9. JUMBO THE CHILDREN'S FRIEND
The rulebook for this whimsical zoo game hasn’t survived, but it seems to have involved numbered animals, and it came with great artwork. Maybe it was a paint-by-numbers sort of thing?
This game, whose name in English means “assault,” appeared in Germany as early as 1803. One corner of the board was the fortress, and it had to be defended by one of the players against attack from the other. Most of the pieces were designated foot soldiers, while just two pieces were officers that could move more freely across the board. The goal was to capture the opponent’s pieces and win the battle.

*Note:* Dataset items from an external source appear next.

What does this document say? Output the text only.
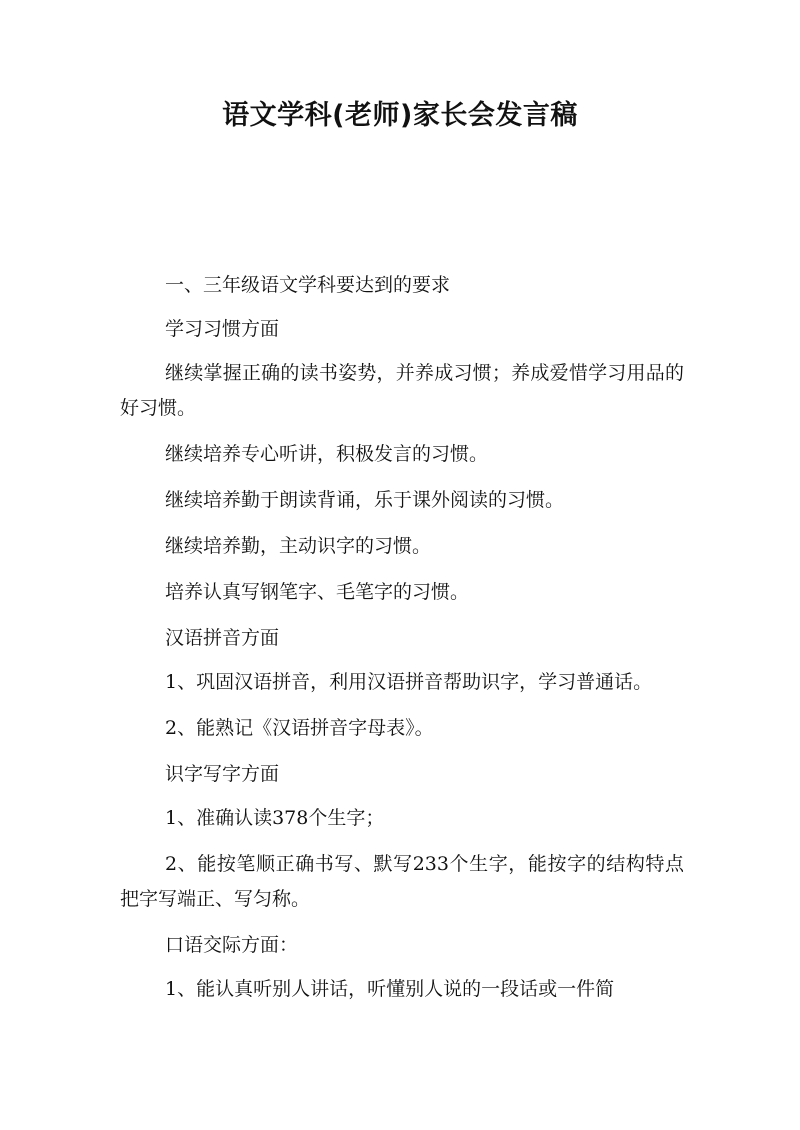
语文学科(老师)家长会发言稿

一、三年级语文学科要达到的要求

学习习惯方面

继续掌握正确的读书姿势，并养成习惯；养成爱惜学习用品的好习惯。

继续培养专心听讲，积极发言的习惯。

继续培养勤于朗读背诵，乐于课外阅读的习惯。

继续培养勤，主动识字的习惯。

培养认真写钢笔字、毛笔字的习惯。

汉语拼音方面

1、巩固汉语拼音，利用汉语拼音帮助识字，学习普通话。

2、能熟记《汉语拼音字母表》。

识字写字方面

1、准确认读378个生字；

2、能按笔顺正确书写、默写233个生字，能按字的结构特点把字写端正、写匀称。

口语交际方面：

1、能认真听别人讲话，听懂别人说的一段话或一件简
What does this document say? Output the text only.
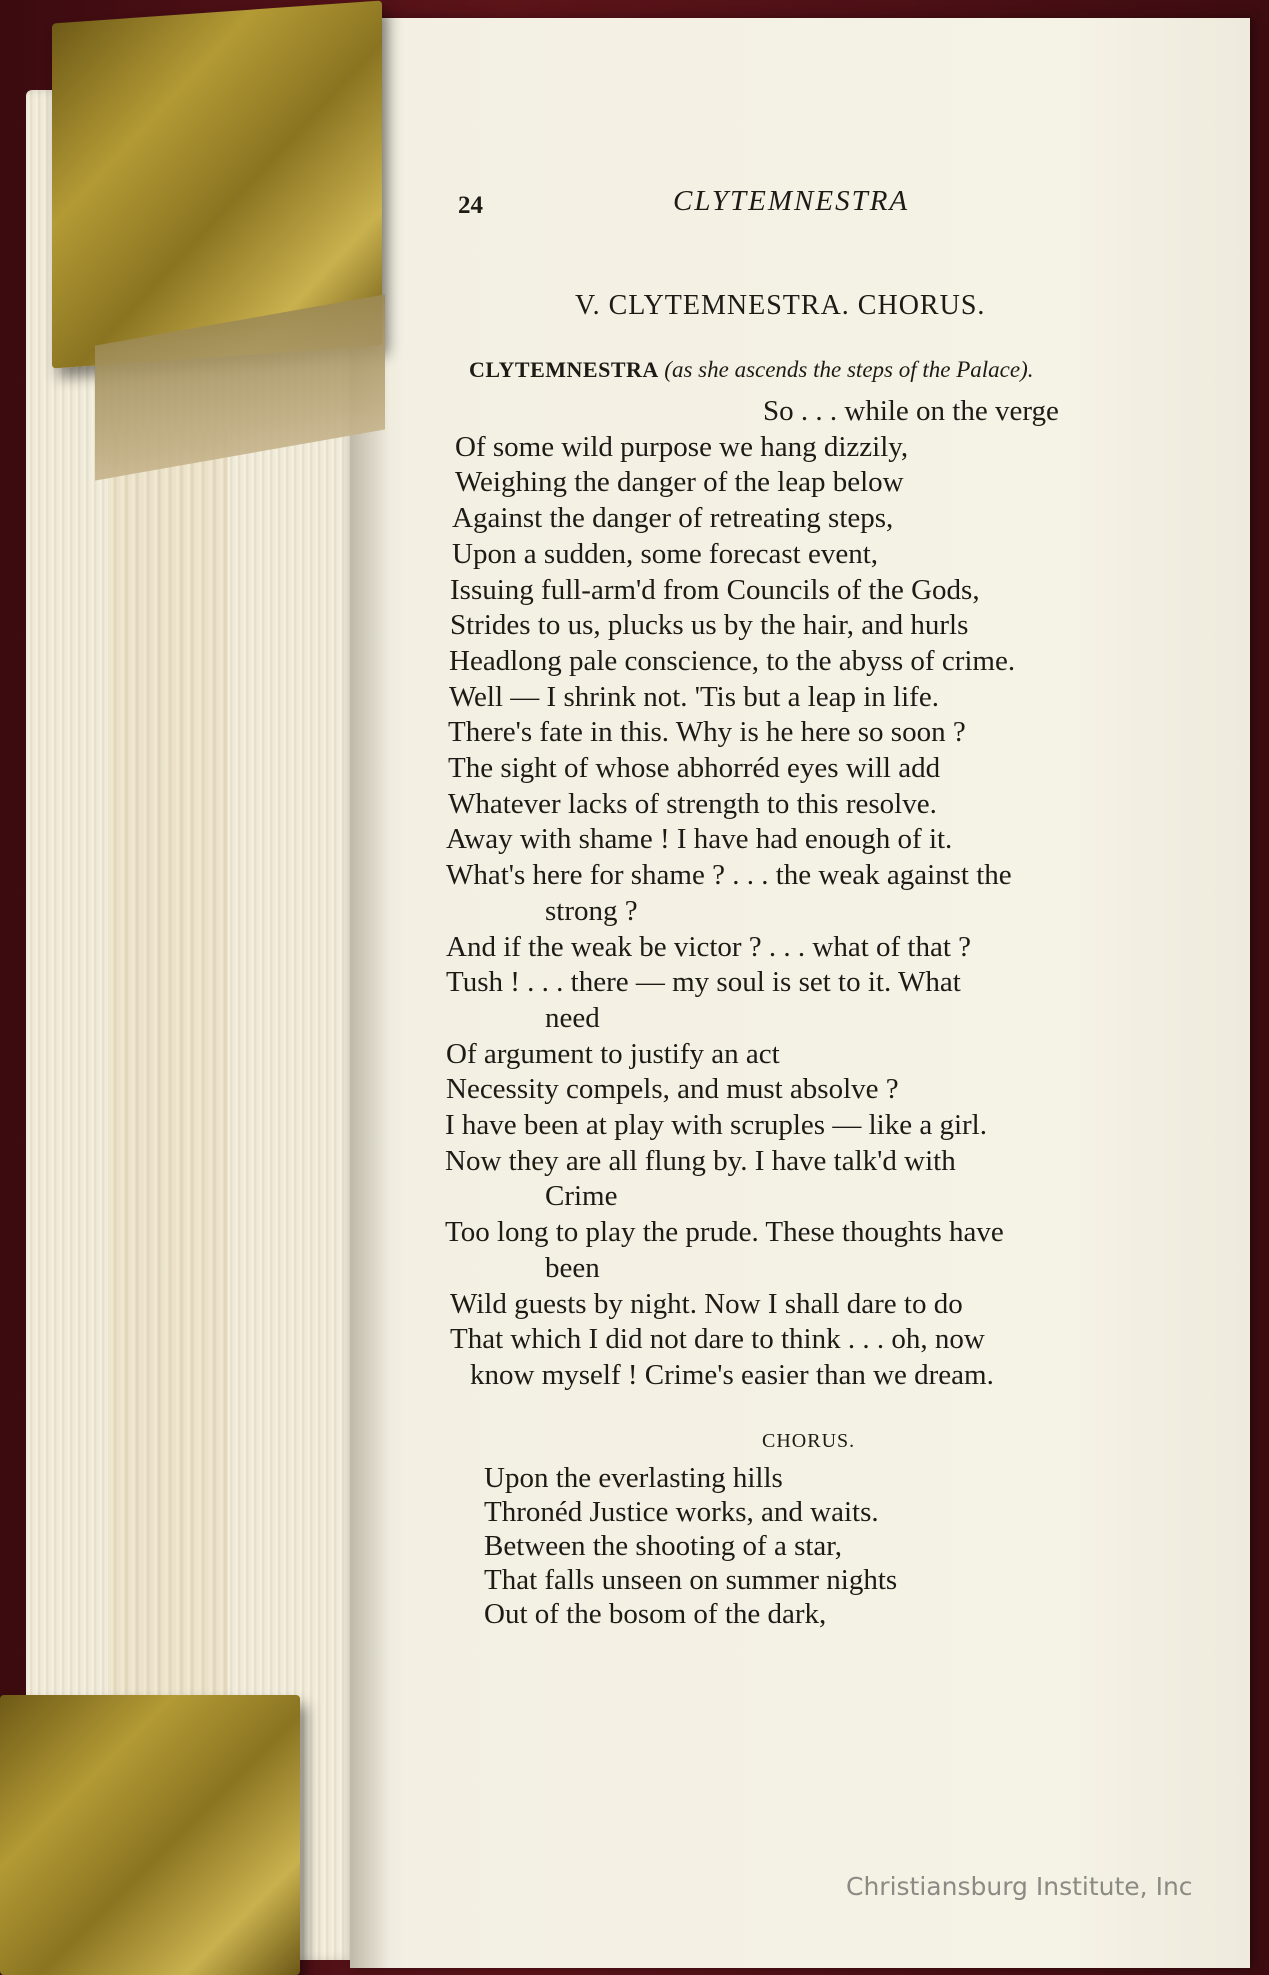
24	CLYTEMNESTRA
V. CLYTEMNESTRA. CHORUS.
CLYTEMNESTRA (as she ascends the steps of the Palace).
So . . . while on the verge
Of some wild purpose we hang dizzily,
Weighing the danger of the leap below
Against the danger of retreating steps,
Upon a sudden, some forecast event,
Issuing full-arm'd from Councils of the Gods,
Strides to us, plucks us by the hair, and hurls
Headlong pale conscience, to the abyss of crime.
Well — I shrink not. 'Tis but a leap in life.
There's fate in this. Why is he here so soon ?
The sight of whose abhorréd eyes will add
Whatever lacks of strength to this resolve.
Away with shame ! I have had enough of it.
What's here for shame ? . . . the weak against the
strong ?
And if the weak be victor ? . . . what of that ?
Tush ! . . . there — my soul is set to it. What
need
Of argument to justify an act
Necessity compels, and must absolve ?
I have been at play with scruples — like a girl.
Now they are all flung by. I have talk'd with
Crime
Too long to play the prude. These thoughts have
been
Wild guests by night. Now I shall dare to do
That which I did not dare to think . . . oh, now
know myself ! Crime's easier than we dream.
CHORUS.
Upon the everlasting hills
Thronéd Justice works, and waits.
Between the shooting of a star,
That falls unseen on summer nights
Out of the bosom of the dark,
Christiansburg Institute, Inc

11. DISTRICT MESSENGER BOY
The McLoughlin Brothers publishing house released this game in 1886. By moving pieces around a board, players competed to see who would become the president of a telegraph company.

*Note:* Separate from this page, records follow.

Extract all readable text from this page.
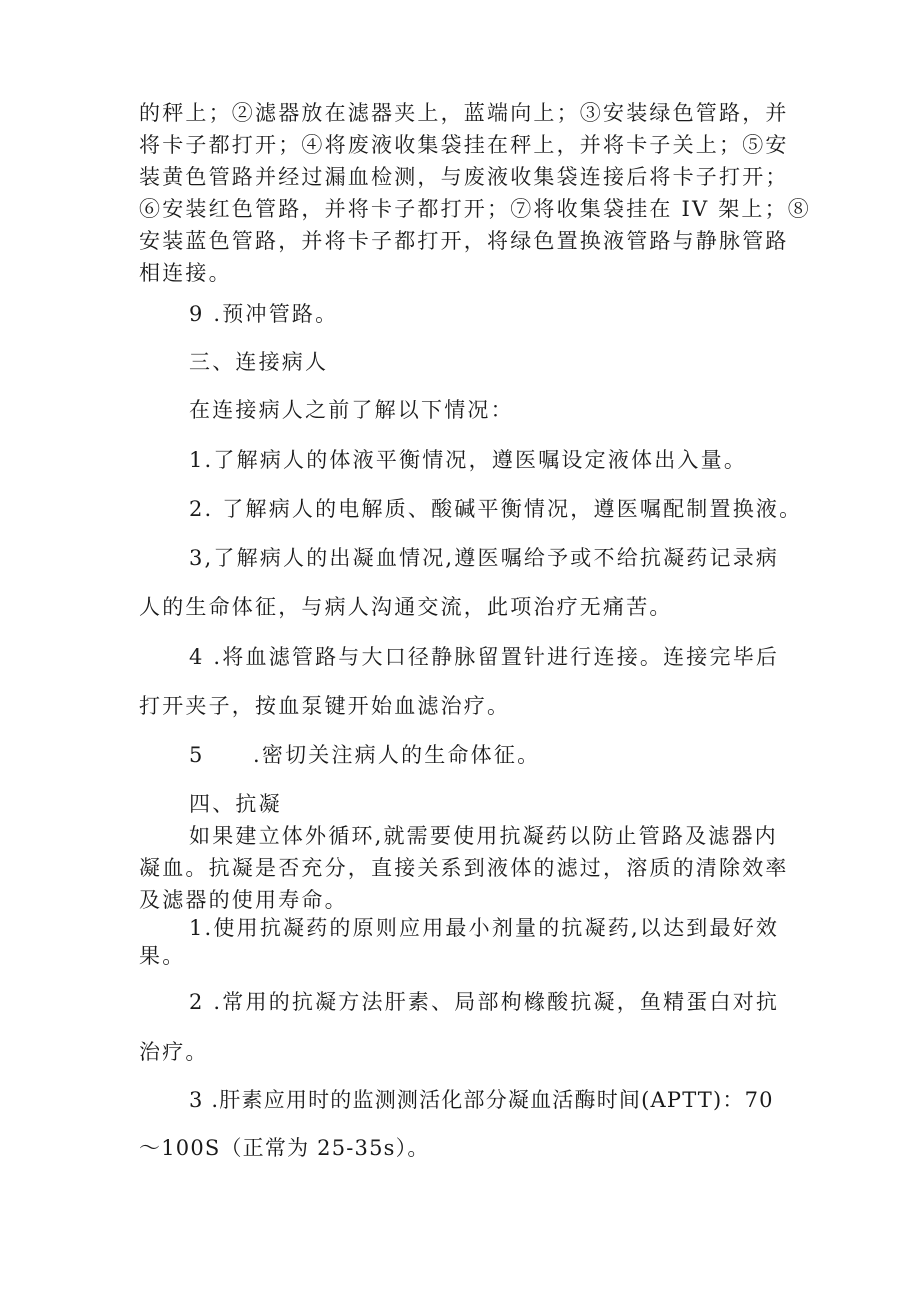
的秤上；②滤器放在滤器夹上，蓝端向上；③安装绿色管路，并
将卡子都打开；④将废液收集袋挂在秤上，并将卡子关上；⑤安
装黄色管路并经过漏血检测，与废液收集袋连接后将卡子打开；
⑥安装红色管路，并将卡子都打开；⑦将收集袋挂在 IV 架上；⑧
安装蓝色管路，并将卡子都打开，将绿色置换液管路与静脉管路
相连接。
9 .预冲管路。
三、连接病人
在连接病人之前了解以下情况：
1.了解病人的体液平衡情况，遵医嘱设定液体出入量。
2. 了解病人的电解质、酸碱平衡情况，遵医嘱配制置换液。
3,了解病人的出凝血情况,遵医嘱给予或不给抗凝药记录病
人的生命体征，与病人沟通交流，此项治疗无痛苦。
4 .将血滤管路与大口径静脉留置针进行连接。连接完毕后
打开夹子，按血泵键开始血滤治疗。
5 .密切关注病人的生命体征。
四、抗凝
如果建立体外循环,就需要使用抗凝药以防止管路及滤器内
凝血。抗凝是否充分，直接关系到液体的滤过，溶质的清除效率
及滤器的使用寿命。
1.使用抗凝药的原则应用最小剂量的抗凝药,以达到最好效
果。
2 .常用的抗凝方法肝素、局部枸橼酸抗凝，鱼精蛋白对抗
治疗。
3 .肝素应用时的监测测活化部分凝血活酶时间(APTT)：70
～100S（正常为 25-35s）。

12. BINKO'S REGISTERED RAILWAY GAME
This two-person game was designed to teach children the geography of England, Scotland, and Wales. Players placed locomotives at a certain start point and rolled dice to determine how far they traveled.
13. NOUVEAU JEU DE L'HIMEN
A French board game that roughly translates to “new game of marriage” (though that last word also means hymen), its artwork appears on this porcelain tray from around 1725. The squares map the trajectory of a romantic relationship, with references to Ovid, the Odyssey, and other classical texts.
14. ASTRONOMICAL TABLES
The game of astronomical tables—or seven-sided backgammon—was included in the Book of Games, an encyclopedia commissioned by Alfonso X of Spain in the 13th century. The seven sides were for the seven planets then known to astronomers (the moon and the sun were included, but Uranus and Neptune were not). The medieval book called the game “very noble and very strenuous and very elegant, and of great intellect for the wise,” according to one translation.
15. CHECKERED GAME OF LIFE
Board game legend Milton Bradley debuted the Checkered Game of Life during the Civil War. The game begins with infancy and ends with old age, with stops for "crime," "industry," "politics,” and “Cupid” along the way. Bradley's first game eventually morphed into the Life board game we play today.